I love that I’m learning as I craft for this space, and that I get to share what I’m thinking about with you as I move into 2019. I’m here to find my voice, to commit to a rhythm of creating and putting work into the world, and to help others who may be thinking about similar things. I think my motivations will shift as I mature and grow in this practice, as they should. I know I will change my mind. That’s part of what learning is.

One of the things I’m trying to get my head around is that it’s not my job to be perfect – here or in any part of my life. I didn’t realise that I had that kind of pressure on myself until I needed to get over it in order to do the altMBA. The pursuit of perfection, it turns out, is absolutely paralysing. Anne Lamott calls perfectionism, “the voice of the oppressor”. It turns insightful, empathetic, articulate artists into quivering messes, full of excuses. It very nearly got me. I felt it from the inside as a student, and saw it from the sidelines as a coach.
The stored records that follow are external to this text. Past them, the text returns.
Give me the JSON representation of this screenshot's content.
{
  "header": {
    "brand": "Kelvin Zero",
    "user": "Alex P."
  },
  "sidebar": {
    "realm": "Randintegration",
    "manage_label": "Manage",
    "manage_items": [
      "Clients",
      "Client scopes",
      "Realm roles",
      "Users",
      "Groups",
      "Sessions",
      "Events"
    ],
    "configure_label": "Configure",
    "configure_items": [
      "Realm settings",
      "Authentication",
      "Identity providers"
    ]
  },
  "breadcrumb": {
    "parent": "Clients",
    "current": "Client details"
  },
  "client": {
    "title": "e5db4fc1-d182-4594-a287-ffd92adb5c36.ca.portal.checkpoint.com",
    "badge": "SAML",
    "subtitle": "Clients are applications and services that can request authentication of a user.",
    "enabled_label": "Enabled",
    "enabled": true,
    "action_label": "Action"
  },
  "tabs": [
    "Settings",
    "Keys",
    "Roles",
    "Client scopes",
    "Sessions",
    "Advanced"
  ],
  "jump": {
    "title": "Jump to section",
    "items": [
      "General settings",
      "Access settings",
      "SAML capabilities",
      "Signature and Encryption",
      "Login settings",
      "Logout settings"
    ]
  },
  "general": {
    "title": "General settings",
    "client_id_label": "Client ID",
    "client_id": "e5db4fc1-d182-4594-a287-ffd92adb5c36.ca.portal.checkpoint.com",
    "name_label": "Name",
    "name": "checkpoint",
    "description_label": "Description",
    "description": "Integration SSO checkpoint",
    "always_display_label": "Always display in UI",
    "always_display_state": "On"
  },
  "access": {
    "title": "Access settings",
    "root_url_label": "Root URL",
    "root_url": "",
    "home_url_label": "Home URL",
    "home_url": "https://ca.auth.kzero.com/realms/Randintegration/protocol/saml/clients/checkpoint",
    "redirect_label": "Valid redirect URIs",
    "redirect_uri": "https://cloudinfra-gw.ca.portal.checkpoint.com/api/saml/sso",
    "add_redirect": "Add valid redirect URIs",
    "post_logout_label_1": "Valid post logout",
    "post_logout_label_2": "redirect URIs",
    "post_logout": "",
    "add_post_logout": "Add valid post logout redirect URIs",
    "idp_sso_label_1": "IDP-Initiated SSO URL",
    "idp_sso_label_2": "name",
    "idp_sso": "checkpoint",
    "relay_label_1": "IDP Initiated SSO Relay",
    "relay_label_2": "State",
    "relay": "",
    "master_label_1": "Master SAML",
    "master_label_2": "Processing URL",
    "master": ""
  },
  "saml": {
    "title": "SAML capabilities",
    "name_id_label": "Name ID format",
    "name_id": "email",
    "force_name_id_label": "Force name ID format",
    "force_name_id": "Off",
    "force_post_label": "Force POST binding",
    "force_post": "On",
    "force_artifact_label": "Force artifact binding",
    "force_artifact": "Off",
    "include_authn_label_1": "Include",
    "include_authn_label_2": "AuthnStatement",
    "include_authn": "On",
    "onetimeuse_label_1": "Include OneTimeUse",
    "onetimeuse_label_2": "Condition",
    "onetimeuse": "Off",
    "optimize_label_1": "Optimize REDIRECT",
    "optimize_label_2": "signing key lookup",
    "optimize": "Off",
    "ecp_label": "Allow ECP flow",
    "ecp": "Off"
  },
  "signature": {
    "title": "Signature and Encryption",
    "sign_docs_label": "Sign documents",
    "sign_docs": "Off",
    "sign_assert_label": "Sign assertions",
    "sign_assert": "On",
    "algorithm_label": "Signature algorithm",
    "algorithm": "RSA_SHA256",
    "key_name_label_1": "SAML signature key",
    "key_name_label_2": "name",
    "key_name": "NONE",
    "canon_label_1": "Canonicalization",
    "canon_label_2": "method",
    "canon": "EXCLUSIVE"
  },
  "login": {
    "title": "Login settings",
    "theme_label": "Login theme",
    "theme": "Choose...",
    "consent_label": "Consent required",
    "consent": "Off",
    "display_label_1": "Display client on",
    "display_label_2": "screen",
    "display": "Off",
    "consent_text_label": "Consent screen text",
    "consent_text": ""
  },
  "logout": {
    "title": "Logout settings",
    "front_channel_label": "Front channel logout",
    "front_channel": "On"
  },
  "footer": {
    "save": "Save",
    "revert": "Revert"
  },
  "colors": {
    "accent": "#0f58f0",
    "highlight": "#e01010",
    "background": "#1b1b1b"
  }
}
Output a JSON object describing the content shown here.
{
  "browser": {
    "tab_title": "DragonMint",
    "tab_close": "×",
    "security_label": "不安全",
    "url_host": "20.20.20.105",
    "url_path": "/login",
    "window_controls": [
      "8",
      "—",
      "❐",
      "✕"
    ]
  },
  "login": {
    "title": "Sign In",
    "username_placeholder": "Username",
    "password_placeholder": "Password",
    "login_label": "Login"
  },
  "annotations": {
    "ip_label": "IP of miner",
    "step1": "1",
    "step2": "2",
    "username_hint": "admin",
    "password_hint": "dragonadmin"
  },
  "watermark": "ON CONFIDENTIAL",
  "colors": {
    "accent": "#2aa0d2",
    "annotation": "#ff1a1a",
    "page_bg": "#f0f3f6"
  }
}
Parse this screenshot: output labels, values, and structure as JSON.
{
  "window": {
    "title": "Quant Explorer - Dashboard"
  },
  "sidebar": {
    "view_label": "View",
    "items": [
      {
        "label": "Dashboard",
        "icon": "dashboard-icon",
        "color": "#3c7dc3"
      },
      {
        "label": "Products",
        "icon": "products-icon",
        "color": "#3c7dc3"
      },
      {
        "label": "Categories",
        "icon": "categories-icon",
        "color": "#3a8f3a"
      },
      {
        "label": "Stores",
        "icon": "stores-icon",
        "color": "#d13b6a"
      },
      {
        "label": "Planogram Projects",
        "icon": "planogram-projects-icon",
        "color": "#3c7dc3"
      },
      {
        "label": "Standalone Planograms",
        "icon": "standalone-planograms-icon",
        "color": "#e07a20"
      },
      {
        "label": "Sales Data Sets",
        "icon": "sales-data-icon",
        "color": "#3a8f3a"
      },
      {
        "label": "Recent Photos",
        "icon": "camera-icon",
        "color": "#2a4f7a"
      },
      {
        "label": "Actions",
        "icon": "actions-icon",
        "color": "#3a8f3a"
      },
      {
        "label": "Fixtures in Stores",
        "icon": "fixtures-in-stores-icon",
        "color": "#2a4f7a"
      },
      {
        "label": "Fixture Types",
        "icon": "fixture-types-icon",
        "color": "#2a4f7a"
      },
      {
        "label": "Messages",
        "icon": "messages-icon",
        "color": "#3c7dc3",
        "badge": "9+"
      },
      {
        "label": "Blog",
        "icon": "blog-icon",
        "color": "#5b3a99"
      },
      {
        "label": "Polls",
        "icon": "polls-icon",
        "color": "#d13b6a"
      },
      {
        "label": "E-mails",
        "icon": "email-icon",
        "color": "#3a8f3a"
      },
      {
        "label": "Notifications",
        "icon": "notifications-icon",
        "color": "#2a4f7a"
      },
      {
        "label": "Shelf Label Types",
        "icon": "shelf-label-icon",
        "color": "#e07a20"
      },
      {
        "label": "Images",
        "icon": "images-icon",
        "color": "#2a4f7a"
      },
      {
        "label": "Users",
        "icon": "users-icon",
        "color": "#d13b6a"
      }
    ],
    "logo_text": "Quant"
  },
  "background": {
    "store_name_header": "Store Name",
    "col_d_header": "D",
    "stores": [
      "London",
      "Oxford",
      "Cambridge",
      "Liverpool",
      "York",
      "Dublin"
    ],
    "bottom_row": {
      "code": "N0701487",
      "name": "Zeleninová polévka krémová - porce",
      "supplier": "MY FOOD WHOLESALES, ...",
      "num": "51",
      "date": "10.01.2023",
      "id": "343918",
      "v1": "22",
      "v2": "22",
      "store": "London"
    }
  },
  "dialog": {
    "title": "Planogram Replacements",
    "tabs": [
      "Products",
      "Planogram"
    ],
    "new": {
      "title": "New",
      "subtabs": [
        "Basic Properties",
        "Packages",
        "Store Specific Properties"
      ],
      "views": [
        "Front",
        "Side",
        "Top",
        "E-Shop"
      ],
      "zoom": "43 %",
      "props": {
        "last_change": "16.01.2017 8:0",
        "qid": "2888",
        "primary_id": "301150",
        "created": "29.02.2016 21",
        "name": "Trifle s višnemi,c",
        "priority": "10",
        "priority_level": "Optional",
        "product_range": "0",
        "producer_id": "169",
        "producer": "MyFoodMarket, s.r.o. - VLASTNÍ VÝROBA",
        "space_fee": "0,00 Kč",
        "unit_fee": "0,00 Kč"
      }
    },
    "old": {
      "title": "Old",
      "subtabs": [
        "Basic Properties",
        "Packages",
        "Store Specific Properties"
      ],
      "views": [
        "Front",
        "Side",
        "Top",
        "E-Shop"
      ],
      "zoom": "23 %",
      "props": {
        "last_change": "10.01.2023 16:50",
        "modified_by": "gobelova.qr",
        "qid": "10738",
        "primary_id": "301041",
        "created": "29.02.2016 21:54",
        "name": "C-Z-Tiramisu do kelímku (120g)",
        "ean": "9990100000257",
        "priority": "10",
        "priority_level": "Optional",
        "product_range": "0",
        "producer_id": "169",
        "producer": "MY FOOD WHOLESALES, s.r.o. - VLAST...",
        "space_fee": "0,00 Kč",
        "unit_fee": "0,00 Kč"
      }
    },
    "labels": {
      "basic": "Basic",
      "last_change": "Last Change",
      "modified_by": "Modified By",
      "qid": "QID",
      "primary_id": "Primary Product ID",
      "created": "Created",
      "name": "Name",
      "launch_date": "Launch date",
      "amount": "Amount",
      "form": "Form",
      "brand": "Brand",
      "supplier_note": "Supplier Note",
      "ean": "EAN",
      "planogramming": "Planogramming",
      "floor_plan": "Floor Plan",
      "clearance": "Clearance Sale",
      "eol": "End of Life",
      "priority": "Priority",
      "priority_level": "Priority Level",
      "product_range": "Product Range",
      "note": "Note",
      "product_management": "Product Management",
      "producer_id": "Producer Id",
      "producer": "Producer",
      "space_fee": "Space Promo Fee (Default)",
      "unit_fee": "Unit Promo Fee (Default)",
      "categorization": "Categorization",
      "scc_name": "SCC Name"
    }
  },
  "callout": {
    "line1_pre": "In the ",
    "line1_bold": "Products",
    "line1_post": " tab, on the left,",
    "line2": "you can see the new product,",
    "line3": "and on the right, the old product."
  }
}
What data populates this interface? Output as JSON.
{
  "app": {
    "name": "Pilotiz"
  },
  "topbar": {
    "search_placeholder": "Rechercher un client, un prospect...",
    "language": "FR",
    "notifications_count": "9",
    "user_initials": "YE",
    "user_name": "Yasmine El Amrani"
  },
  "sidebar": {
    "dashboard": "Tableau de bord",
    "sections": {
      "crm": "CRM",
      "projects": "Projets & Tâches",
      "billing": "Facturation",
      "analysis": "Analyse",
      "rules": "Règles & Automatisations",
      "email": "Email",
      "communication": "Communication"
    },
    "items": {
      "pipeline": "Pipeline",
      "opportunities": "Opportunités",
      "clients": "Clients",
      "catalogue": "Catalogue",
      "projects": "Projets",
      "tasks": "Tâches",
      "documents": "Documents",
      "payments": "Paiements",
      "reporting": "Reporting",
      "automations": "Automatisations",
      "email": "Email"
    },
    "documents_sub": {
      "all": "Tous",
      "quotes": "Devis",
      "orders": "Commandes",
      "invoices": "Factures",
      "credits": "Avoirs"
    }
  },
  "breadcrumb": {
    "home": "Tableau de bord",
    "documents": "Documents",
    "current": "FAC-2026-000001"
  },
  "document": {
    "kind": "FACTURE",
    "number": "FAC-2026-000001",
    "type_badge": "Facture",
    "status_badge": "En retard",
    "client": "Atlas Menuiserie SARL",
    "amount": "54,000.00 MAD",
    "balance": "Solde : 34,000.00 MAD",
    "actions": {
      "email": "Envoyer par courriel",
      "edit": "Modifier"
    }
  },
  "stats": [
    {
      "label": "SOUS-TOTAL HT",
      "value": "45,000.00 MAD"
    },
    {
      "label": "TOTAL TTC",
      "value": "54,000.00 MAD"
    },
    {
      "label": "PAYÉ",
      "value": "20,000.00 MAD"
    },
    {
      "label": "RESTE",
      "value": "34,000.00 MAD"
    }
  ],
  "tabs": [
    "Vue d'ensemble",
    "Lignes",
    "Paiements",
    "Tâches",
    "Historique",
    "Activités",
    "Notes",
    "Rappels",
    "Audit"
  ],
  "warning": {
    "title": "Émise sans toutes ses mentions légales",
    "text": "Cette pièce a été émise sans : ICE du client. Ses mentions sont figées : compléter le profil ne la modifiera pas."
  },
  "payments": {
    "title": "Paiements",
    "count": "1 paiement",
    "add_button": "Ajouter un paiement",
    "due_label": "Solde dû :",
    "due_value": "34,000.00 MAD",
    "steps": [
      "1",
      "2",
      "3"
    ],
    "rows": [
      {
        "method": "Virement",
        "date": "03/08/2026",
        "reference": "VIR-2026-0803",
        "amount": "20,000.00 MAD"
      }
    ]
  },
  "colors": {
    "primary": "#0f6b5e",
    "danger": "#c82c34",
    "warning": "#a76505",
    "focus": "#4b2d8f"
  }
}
I still catch myself thinking sometimes that perfection is the standard with which to measure my progress. Others can’t argue with perfect. Except – they can. In any work that is creative, meaningful or risky, work where you don’t know the answer, you just cannot achieve perfection. Aside from the fact that the nature of perfection is subjective, it’s impossible to create a “perfect thing”.

I know now that I cannot keep moving forward and learning and growing if I am obsessed with being perfect.

So instead I’ve developed some other parameters to think about my attitude, my work, my progress and how I treat others. Here are the questions I’ve started asking myself instead of, ‘Is this perfect?’

  • Is this generous?
  • Is this respectful?
  • Is this brave?
  • How loud is the Resistance right now?
  • Am I proud of this? Do I stand behind what I’m saying?
  • Might this change someone?
  • Will this move us forward?
  • What have I learned?

The answers are always far more helpful, insightful and meaningful than the ‘no’ perfection tells me every time.